St Petersburg, Concert Hall

Pierre-Laurent Aimard recital (piano)

  Pierre-Laurent Aimard (the biography)


Programme:
György Kurtág
Seven pieces from the cycle Játékok (Games)

Robert Schumann
From the cycle Bunte Blätter (Coloured Leaves): Drei Stückche, Funf Albumblätter, Novelette

György Kurtág
Splitters

Franz Liszt
Unstern! Sinistre, disastro
Les Jeux d’eau а la Villa d’Este

Claude Debussy
Prèludes, Book 2

A graduate of the Franz Liszt Academy in Budapest, avant-garde composer György Kurtág is today considered the patriarch of Hungarian music and is an object of international admiration. Of all his works, Játékok (Games) is the most frequently performed. His four volumes of miniatures appeared between 1975 and 1979 with the aim of introducing young pianists to contemporary music (forming, as it were, a continuation of Bartók’s Micro-Cosmos).
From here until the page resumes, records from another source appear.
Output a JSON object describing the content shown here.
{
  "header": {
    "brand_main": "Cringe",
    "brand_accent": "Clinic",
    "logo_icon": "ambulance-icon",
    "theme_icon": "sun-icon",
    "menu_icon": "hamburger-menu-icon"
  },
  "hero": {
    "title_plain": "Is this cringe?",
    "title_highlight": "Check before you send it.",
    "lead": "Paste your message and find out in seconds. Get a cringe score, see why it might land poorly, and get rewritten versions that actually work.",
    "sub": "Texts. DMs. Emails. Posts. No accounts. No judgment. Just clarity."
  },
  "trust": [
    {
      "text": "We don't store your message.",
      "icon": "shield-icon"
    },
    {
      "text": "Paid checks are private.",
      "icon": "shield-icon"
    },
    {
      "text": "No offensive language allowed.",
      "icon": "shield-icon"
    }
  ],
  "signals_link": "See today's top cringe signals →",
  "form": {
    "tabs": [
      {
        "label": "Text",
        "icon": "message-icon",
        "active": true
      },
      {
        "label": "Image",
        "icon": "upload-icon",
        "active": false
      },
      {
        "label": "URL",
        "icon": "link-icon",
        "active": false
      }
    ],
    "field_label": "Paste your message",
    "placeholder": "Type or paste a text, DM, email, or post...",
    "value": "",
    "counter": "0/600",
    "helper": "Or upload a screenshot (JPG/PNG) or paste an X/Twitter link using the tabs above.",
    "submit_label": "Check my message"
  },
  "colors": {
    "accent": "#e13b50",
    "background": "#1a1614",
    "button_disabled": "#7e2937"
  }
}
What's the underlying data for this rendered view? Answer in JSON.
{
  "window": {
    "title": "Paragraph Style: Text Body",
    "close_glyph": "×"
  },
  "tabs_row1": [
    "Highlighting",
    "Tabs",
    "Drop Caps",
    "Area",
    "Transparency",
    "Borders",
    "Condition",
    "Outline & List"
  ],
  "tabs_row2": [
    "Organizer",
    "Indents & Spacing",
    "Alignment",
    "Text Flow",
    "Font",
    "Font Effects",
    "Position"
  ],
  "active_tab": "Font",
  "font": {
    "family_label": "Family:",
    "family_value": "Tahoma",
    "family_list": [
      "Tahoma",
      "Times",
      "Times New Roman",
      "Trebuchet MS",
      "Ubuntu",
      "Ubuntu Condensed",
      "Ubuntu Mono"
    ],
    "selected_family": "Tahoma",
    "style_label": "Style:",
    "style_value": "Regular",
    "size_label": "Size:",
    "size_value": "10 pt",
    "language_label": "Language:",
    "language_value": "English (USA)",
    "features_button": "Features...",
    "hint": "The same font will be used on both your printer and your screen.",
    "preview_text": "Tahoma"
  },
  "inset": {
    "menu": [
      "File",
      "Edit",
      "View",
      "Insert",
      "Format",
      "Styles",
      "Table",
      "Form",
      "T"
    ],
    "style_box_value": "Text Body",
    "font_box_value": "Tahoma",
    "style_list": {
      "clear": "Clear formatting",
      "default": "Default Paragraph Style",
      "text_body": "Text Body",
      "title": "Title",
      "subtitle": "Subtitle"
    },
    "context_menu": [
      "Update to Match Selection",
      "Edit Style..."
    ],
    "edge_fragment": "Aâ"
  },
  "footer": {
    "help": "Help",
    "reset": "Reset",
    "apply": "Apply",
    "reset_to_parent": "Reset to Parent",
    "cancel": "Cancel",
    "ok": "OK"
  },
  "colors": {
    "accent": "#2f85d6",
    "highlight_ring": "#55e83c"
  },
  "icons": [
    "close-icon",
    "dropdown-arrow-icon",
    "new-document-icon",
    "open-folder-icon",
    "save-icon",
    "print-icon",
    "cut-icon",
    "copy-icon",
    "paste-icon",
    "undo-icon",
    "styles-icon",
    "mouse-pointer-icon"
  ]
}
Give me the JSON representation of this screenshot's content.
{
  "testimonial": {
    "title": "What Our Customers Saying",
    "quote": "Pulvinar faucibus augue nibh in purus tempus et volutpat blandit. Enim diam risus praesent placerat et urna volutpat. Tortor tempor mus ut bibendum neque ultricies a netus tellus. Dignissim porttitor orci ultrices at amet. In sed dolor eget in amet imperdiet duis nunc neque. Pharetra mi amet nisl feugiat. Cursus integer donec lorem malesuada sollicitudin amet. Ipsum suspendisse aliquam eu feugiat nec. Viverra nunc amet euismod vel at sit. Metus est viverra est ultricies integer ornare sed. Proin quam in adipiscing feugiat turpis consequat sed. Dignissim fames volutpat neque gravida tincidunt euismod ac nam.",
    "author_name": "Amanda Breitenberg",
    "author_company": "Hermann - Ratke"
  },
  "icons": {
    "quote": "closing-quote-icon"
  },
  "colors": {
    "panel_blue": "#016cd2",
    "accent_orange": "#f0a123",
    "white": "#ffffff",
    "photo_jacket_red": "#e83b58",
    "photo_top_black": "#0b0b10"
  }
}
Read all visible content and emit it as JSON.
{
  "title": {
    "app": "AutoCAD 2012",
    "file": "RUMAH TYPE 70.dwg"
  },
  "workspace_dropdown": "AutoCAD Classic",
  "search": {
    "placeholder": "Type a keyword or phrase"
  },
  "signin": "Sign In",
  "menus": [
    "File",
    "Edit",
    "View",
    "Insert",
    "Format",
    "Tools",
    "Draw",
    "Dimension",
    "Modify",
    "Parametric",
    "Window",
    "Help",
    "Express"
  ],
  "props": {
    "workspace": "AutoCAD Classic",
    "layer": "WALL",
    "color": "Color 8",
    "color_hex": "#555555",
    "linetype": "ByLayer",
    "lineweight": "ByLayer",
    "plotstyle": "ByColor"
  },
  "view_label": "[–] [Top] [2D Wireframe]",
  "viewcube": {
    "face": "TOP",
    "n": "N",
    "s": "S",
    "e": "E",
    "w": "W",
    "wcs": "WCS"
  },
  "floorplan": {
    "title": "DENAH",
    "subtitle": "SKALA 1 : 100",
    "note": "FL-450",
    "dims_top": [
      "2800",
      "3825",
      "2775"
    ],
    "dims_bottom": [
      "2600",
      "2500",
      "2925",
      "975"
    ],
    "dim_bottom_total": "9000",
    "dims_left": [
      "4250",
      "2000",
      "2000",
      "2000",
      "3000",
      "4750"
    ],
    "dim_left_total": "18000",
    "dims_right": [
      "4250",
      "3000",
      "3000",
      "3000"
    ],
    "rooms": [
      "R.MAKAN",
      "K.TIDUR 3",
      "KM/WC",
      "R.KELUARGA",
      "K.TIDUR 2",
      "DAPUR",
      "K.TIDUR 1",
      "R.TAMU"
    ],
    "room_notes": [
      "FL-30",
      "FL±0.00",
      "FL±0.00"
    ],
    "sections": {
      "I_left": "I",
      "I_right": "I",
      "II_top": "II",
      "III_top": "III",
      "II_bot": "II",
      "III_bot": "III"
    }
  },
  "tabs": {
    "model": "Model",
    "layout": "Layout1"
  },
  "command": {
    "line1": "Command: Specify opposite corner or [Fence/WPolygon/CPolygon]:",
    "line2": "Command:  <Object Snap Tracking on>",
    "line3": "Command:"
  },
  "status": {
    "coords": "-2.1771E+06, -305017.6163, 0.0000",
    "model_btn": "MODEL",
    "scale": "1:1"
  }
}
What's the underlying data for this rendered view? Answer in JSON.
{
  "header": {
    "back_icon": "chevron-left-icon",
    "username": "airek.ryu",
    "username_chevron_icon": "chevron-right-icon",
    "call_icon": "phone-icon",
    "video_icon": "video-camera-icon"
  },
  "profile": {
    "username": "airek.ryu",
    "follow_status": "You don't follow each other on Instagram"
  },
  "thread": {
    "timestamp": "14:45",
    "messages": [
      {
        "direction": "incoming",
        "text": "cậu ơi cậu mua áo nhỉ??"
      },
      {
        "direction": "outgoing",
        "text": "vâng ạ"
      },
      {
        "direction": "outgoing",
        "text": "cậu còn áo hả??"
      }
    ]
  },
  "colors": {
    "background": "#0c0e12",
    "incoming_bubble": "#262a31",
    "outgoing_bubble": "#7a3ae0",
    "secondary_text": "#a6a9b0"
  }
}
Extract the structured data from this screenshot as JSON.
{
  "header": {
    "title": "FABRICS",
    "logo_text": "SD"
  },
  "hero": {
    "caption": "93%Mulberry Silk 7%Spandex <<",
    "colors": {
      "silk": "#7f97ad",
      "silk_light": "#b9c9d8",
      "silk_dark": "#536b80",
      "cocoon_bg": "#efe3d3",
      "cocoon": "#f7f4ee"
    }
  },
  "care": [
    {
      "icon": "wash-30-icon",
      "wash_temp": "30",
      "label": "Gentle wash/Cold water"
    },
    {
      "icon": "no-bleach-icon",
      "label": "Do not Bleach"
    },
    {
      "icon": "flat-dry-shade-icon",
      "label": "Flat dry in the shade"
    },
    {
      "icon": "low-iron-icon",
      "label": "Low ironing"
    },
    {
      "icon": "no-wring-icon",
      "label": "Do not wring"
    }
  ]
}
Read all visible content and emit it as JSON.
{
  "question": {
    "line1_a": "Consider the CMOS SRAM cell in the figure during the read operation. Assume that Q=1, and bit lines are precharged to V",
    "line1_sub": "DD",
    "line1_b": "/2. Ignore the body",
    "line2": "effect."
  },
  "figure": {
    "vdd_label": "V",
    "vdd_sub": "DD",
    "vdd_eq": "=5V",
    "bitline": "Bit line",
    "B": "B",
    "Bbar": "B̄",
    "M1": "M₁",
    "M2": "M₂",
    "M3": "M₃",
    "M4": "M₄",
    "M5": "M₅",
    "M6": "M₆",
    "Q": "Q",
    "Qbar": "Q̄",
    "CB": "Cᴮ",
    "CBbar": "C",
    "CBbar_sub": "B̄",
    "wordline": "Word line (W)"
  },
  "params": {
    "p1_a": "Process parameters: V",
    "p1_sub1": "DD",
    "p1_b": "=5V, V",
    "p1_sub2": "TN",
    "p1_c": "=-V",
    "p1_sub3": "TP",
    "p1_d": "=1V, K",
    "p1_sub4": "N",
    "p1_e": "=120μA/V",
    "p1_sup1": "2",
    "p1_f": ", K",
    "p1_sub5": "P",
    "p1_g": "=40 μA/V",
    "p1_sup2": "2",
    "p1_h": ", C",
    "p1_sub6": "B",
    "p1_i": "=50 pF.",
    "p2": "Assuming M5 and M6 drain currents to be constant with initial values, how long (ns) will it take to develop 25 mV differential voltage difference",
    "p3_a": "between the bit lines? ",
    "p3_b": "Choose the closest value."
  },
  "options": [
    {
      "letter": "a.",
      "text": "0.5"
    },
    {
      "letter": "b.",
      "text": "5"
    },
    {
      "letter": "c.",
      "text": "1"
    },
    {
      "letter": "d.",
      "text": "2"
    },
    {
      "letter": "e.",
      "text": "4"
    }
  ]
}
Gradually they transformed into something akin to the composer’s diary. Today Kurtág’s Játékok is most frequently performed by adults, including the composer himself together with his wife. The  cycle Splitters emerged at the same time as Játékok. The  music was initially intended for the cymbals, hence the jerky nature of the sound intonation.

Robert Schumann’s cycle Bunte Blätter (1852) owes its enigmatic title to the publisher’s wariness. Schumann had wished to call it Spreu as this volume of works includes a total of fourteen pieces that had been omitted from other already published editions. The re are, however, true pearls to be found among this “chaff”. Most of these miniatures were composed in 1838 and Schumann later returned to them, moved either by some mood of nostalgia or an interest in easy-listening music to be performed in private residences – albeit late, the composer came to value the modest charm of the Biedermeier style.
The  first of the  Drei Stückchen that opens the volume bears the dedication “To my dear friend at Christmas, 1838” and the third was originally entitled Jagdstück. The  second piece from Funf Albumblätter was initially and mysteriously called Fata Morgana and the fourth Jugendschmerz. The  third, waltz-like Albumblatt was intended for the famous Carnaval and the fantastical scherzo Novellette was not, at the time, included in the famous anthology of eight novelettes.

If in Bunte Blätter Schumann returned to the past, in his late works Franz Liszt, as he himself reported, was “looking into the future.” In the piece Unstern! Sinistre, disastro (1881) he abandoned the confines of tonality, briefly reviving it in the choral episode with the remark quasi organo before once again abandoning it in order to break the work off mid-phrase. The  gloomy nature of the music speaks of the deep depression that cast great despondency over the composer’s final years.
The  piece Jeux d’eau à la Villa d’Este (1877) forms part of the third and final part of the anthology Années de pèlerinage. Here Liszt also takes on the role of prophet: the play of water was to become one of the French impressionists’ pet themes. Somewhat later the Italian Ottorino Respighi – apparently not without being influenced by Liszt’s piano music Aux Cyprès de la Villa d’Este and Jeux d’eau à la Villa d’Este – composed two expansive symphonic scores: Fontane di Roma and Pini di Roma. Jeux d’eau à la Villa d’Este truly does open in the spirit of the yet-to-emerge impressionist movement, but subsequently the music repeats its leonine power and romantic pathos (although some contemporary performers veil these elements).

In Rome the young Claude Debussy heard Liszt perform. Several of his virtuoso works – among them some preludes – make one suspect that his impressions of Rome remained with him for rather a long time. In his second set of Préludes (1913) there are twelve compositions. Voiles is one of the composer’s “emblems” (in the 1920s the next generation of French composers rose up against the “mists of impressionism”). Pianist Margaret Long, however, wrote in her memoirs Au Piano avec Claude Debussy that “Debussy protested against being considered an impressionist. A symbolist does not describe life, rather he embodies it in his music with a rare degree of refinement. And these preludes, light and gracious masterpieces, tender, deep and melancholy, are a recreation of those unfathomable sensations for which there are no words in language…” Debussy did indeed give the preludes titles, though he placed these afterwards and not before so that audiences would first discover the music without knowing in advance which images they “should” recognise within them. It was, of course, a game.